Gunnar Gunnarsson

Personal information
- Full name: Gunnar Þór Gunnarsson
- Date of birth: 4 October 1985 (age 39)
- Place of birth: Iceland
- Height: 1.83 m (6 ft 0 in)
- Position(s): Leftback

Team information
- Current team: KR Reykjavík
- Number: 6

Senior career*
- Years: Team / Apps / (Gls)
- 2003–2006: Fram / 54 / (0)
- 2006–2007: Hammarby IF / 45 / (0)
- 2007–2010: IFK Norrköping / 55 / (1)
- 2011–2020: KR / 131 / (2)

International career^{‡}
- 2001–2002: Iceland U-17 / 8 / (1)
- 2003: Iceland U-19 / 5 / (0)
- 2004–2006: Iceland U-21 / 13 / (0)
- 2007: Iceland / 3 / (0)

= Gunnar Þór Gunnarsson =

Icelandic footballer

Gunnar Þór Gunnarsson (born 4 October 1985) is an Icelandic football player who last represented KR in Pepsi deildin before retiring after the 2020 season.
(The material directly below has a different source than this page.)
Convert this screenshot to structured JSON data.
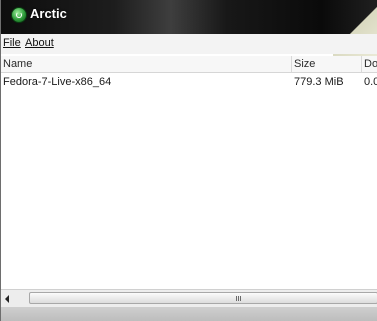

He left Hammarby IF on 1 November 2007 to sign a three-year contract with IFK Norrköping.

He joined Hammarby IF before the 2006 season, leaving Icelandic club Fram. He is a defender who played most commonly at left back.

==International career==
His first international appearance for Iceland was against Spain on 28 March 2007.